The Cost of Dog Parenthood in 2023: Here’s how much dog owners say they spend on average on annual essentials like food and vet visits, as well as upfront costs to adopt a new dog, and optional extras like boarding services and grooming.


Annual essentials for dogs in this report include food, which varied widely ($300-$2,340) depending on how much a dog breed eats, as well as the brand of dog chow. Then there’s flea and tick prevention ($55-$215), poop bags for those walks ($95-$160), an annual checkup ($70-$110), treats ($60-$480) and toys ($30-$250), which adds up to between $610-$3,555 on your doggo for the year.

Cats in this survey, on the other hand, claw between $180-$870 for food each year on average, and treats weren’t included in their annual essentials list. But cat litter (between $55 to $525 a year) is certainly one expense that dog owners don’t have to worry about. And cat toys tend to be cheaper than dog toys ($5-$75 for the year), while annual checkups are actually a little higher for cats in this report ($85-$130), which adds up to between $325-$1,600 to care for a kitty all year.

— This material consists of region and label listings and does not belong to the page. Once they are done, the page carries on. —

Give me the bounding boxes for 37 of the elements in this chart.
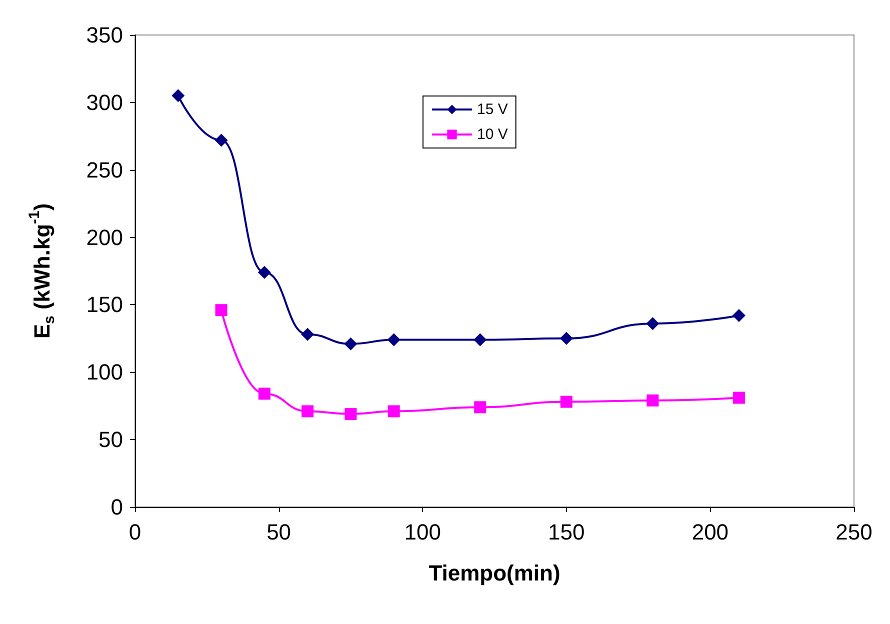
- point: [258, 388, 270, 400]
- x-tick-label: 200: [692, 520, 729, 544]
- point: [732, 309, 746, 322]
- y-tick-label: 300: [86, 90, 123, 115]
- point: [646, 317, 660, 330]
- legend-label: 15 V: [477, 101, 508, 118]
- point: [172, 89, 185, 102]
- point: [732, 392, 745, 404]
- point: [344, 408, 357, 420]
- point: [560, 396, 572, 408]
- point: [388, 405, 400, 418]
- x-tick-label: 50: [266, 520, 292, 544]
- y-tick-label: 250: [86, 157, 123, 182]
- point: [646, 394, 659, 406]
- point: [302, 405, 314, 418]
- y-tick-label: 100: [86, 360, 123, 385]
- y-tick-label: 50: [98, 427, 123, 452]
- point: [474, 333, 487, 346]
- point: [258, 266, 271, 279]
- point: [344, 337, 358, 350]
- point: [214, 134, 228, 147]
- x-tick-label: 250: [836, 520, 872, 544]
- point: [387, 333, 400, 346]
- legend-label: 10 V: [477, 126, 508, 143]
- point: [474, 401, 486, 414]
- x-tick-label: 150: [548, 520, 585, 544]
- y-tick-label: 350: [86, 22, 123, 48]
- point: [301, 328, 314, 341]
- y-tick-label: 200: [86, 224, 123, 250]
- point: [215, 304, 228, 316]
- x-tick-label: 0: [128, 520, 142, 544]
- y-tick-label: 150: [86, 292, 123, 318]
- y-axis-title: Es (kWh.kg-1): [26, 203, 58, 339]
- y-tick-label: 0: [110, 494, 123, 520]
- x-tick-label: 100: [404, 520, 441, 544]
- x-axis-title: Tiempo(min): [428, 560, 560, 586]
- point: [560, 332, 573, 345]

The Cost of Cat Parenthood in 2023: Here’s how much cat owners say they spend on average on annual essentials like food and vet visits, as well as upfront costs to adopt a new cat, and optional extras like grooming or a Litter Genie.

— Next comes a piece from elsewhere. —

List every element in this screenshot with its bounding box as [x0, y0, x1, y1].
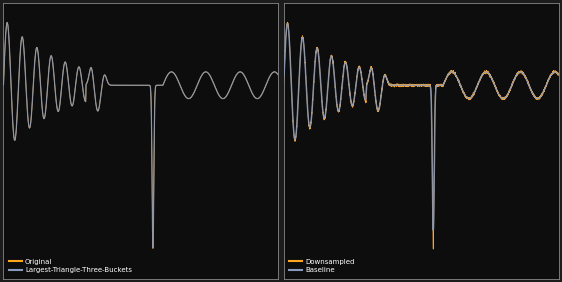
Legend: Downsampled, Baseline: Downsampled, Baseline: [287, 257, 357, 275]
Legend: Original, Largest-Triangle-Three-Buckets: Original, Largest-Triangle-Three-Buckets: [7, 257, 134, 275]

But that’s still not even the full picture, as the annual essentials roundup for each pet doesn’t include the upfront costs of adopting a dog ($1,135-$5,155) or cat ($755-$3,020), which can include adoption fees, microchipping, getting the pet spayed or neutered, purchasing startup supplies like beds and litter boxes, etc. In fact, most of the folks that Rover surveyed ended up spending more on their new furry friend than what they originally budgeted. While almost three-quarters (72%) expected to spend up to $1,000 to bring home their new pet, nearly a third (29%) found the actual total cost was higher than they expected.

Plus, there are also optional extras like pet insurance, grooming fees and pet-sitting, which can run another $1,390-$4,095 for dog owners each year, and $1,170-$3,605 for cat owners. Emergency vet visits ( $160-$1,290 for dogs and $215-$1,615 for cats) can be another unexpected expense.

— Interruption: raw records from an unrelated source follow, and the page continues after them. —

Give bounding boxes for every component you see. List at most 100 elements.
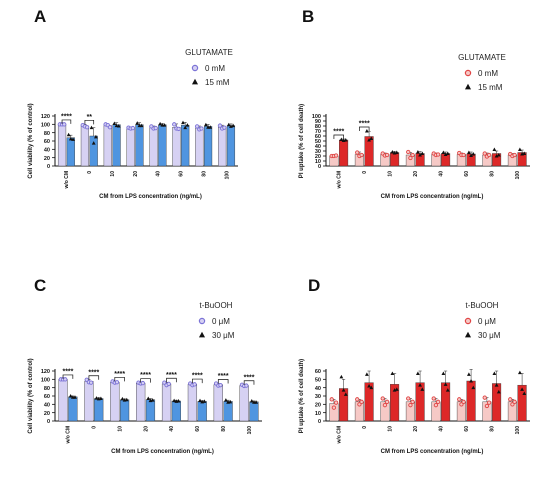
y-tick-label: 120 bbox=[41, 369, 50, 375]
significance-bracket bbox=[217, 379, 229, 384]
significance-bracket bbox=[84, 119, 95, 125]
bar bbox=[466, 380, 476, 422]
data-point-triangle bbox=[124, 397, 129, 402]
data-point-triangle bbox=[471, 385, 476, 390]
y-tick-label: 30 bbox=[315, 149, 321, 155]
data-point-circle bbox=[130, 125, 136, 131]
bar bbox=[172, 127, 181, 167]
data-point-circle bbox=[63, 377, 68, 382]
bar bbox=[84, 381, 94, 422]
data-point-triangle bbox=[66, 132, 71, 137]
data-point-triangle bbox=[469, 153, 473, 157]
y-tick-label: 40 bbox=[315, 386, 321, 392]
legend-marker-circle bbox=[464, 317, 472, 325]
data-point-circle bbox=[218, 383, 223, 388]
y-tick-label: 60 bbox=[315, 134, 321, 140]
data-point-triangle bbox=[496, 389, 501, 394]
bar bbox=[223, 401, 233, 422]
data-point-triangle bbox=[68, 394, 73, 398]
x-tick-label: 80 bbox=[221, 426, 227, 432]
data-point-triangle bbox=[466, 372, 471, 376]
y-tick-label: 20 bbox=[315, 154, 321, 160]
x-tick-label: 100 bbox=[247, 426, 253, 435]
x-axis-label: CM from LPS concentration (ng/mL) bbox=[381, 449, 484, 455]
legend: t-BuOOH 0 μM 30 μM bbox=[464, 301, 501, 340]
y-axis-label: PI uptake (% of cell death) bbox=[299, 359, 305, 433]
legend-marker-triangle bbox=[198, 331, 206, 338]
legend-marker-triangle bbox=[191, 78, 199, 85]
data-point-triangle bbox=[135, 121, 140, 125]
data-point-triangle bbox=[441, 150, 446, 154]
panel-d: Dt-BuOOH 0 μM 30 μM 0 10 20 30 40 50 60 PI uptake … bbox=[299, 276, 530, 455]
bar bbox=[68, 396, 78, 422]
data-point-circle bbox=[384, 399, 390, 404]
bar bbox=[135, 124, 144, 167]
data-point-circle bbox=[114, 380, 120, 385]
data-point-triangle bbox=[73, 395, 77, 399]
x-tick-label: 60 bbox=[464, 171, 470, 177]
bar bbox=[197, 401, 207, 422]
bar bbox=[339, 139, 349, 167]
x-tick-label: 0 bbox=[362, 171, 368, 174]
significance-label: **** bbox=[244, 374, 255, 381]
x-tick-label: 40 bbox=[156, 171, 162, 177]
bar bbox=[415, 382, 425, 422]
data-point-triangle bbox=[496, 153, 501, 157]
x-tick-label: 80 bbox=[201, 171, 207, 177]
bar bbox=[239, 385, 249, 422]
data-point-circle bbox=[88, 380, 94, 385]
data-point-triangle bbox=[226, 122, 231, 127]
data-point-triangle bbox=[415, 150, 420, 154]
y-tick-label: 0 bbox=[318, 419, 321, 425]
data-point-triangle bbox=[339, 374, 344, 379]
significance-label: **** bbox=[218, 373, 229, 380]
bar bbox=[89, 135, 98, 167]
legend: GLUTAMATE 0 mM 15 mM bbox=[185, 48, 233, 87]
data-point-triangle bbox=[185, 123, 190, 127]
legend-label: 30 μM bbox=[478, 331, 501, 340]
significance-label: **** bbox=[333, 129, 344, 136]
significance-bracket bbox=[140, 378, 151, 383]
bar bbox=[181, 124, 190, 167]
data-point-circle bbox=[406, 396, 411, 401]
data-point-triangle bbox=[172, 398, 177, 403]
legend-label: 0 μM bbox=[212, 317, 230, 326]
data-point-triangle bbox=[198, 398, 202, 403]
y-tick-label: 10 bbox=[315, 411, 321, 417]
significance-bracket bbox=[166, 377, 177, 383]
bar bbox=[149, 127, 158, 167]
y-tick-label: 20 bbox=[315, 403, 321, 409]
data-point-triangle bbox=[445, 388, 450, 392]
legend-label: 0 mM bbox=[478, 69, 498, 78]
x-tick-label: 10 bbox=[388, 171, 394, 177]
data-point-circle bbox=[461, 152, 466, 158]
data-point-circle bbox=[331, 405, 337, 410]
data-point-circle bbox=[512, 399, 517, 404]
data-point-triangle bbox=[94, 396, 99, 400]
data-point-circle bbox=[410, 399, 415, 404]
data-point-triangle bbox=[394, 150, 399, 154]
data-point-triangle bbox=[231, 123, 236, 128]
y-tick-label: 80 bbox=[44, 131, 50, 137]
x-tick-label: 80 bbox=[490, 171, 496, 177]
legend-title: t-BuOOH bbox=[200, 301, 233, 310]
data-point-triangle bbox=[494, 383, 499, 387]
x-axis-label: CM from LPS concentration (ng/mL) bbox=[99, 194, 202, 200]
data-point-circle bbox=[461, 399, 466, 404]
data-point-circle bbox=[166, 381, 171, 387]
bar bbox=[187, 384, 198, 422]
legend: GLUTAMATE 0 mM 15 mM bbox=[458, 53, 506, 92]
significance-bracket bbox=[192, 378, 203, 384]
data-point-triangle bbox=[367, 384, 371, 388]
significance-label: **** bbox=[114, 371, 125, 378]
y-axis-label: Cell viability (% of control) bbox=[28, 358, 34, 433]
x-tick-label: 20 bbox=[133, 171, 139, 177]
data-point-triangle bbox=[466, 150, 471, 154]
data-point-triangle bbox=[492, 371, 497, 375]
legend-marker-circle bbox=[464, 69, 472, 77]
legend-label: 0 μM bbox=[478, 317, 496, 326]
data-point-triangle bbox=[181, 120, 185, 125]
x-axis-label: CM from LPS concentration (ng/mL) bbox=[381, 194, 484, 200]
panel-letter: D bbox=[308, 276, 320, 295]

And inflation keeps pushing prices higher, people told Rover, with 81% of surveyed pet parents saying the rising price of pet food has impacted them the most. That’s led to 41% of the surveyed pet owners saying they cut back on their own grocery bills in order to provide for their dogs. 

Related: Is pet health insurance worth it? Here’s what to know before you buy it.

This aligns with the latest data from the American Pet Products Association, which reported 87 million U.S. households owned pets last year, spending almost $137 billion on their pets in 2022, which was up 11% from the previous year. And here again, pet food took the biggest bite out of the budget, with a collective $58.1 billion spent on pet foods and treats last year, which was up 16.2%. “We know this increase can be attributed in large part to higher than anticipated inflation, and we expect spending will follow a similar trajectory and remain steady in 2023,” said APPA President and CEO Peter Scott in a statement.

Yet despite their dogs and cats fetching hundreds if not thousands of dollars per year, many pet parents call their fur babies their best return on investment, as 82% of those surveyed by Rover said their pet brings them the most happiness out of everything that they spend money on.

And 42% said they would rather give up their morning latte, forever, than give up their pet. 

No wonder pets have been called “recession proof,” seeing as how the pet industry saw a 5.1% growth in sales during the 2008 financial crisis, as NASDAQ.com notes. Pet product sales and services also grew at a faster rate than the overall U.S. economy during the 2020 COVID-19 recession, at 16.2% growth compared to 4.3% as people hunkered down at home with their pets — or adopted new ones.

From the archives: ‘We needed each other in this crazy mess.’ Is the pandemic a good time to rescue a dog?

The American Pet Products Association also called the pet industry “strong and resilient” in its latest report.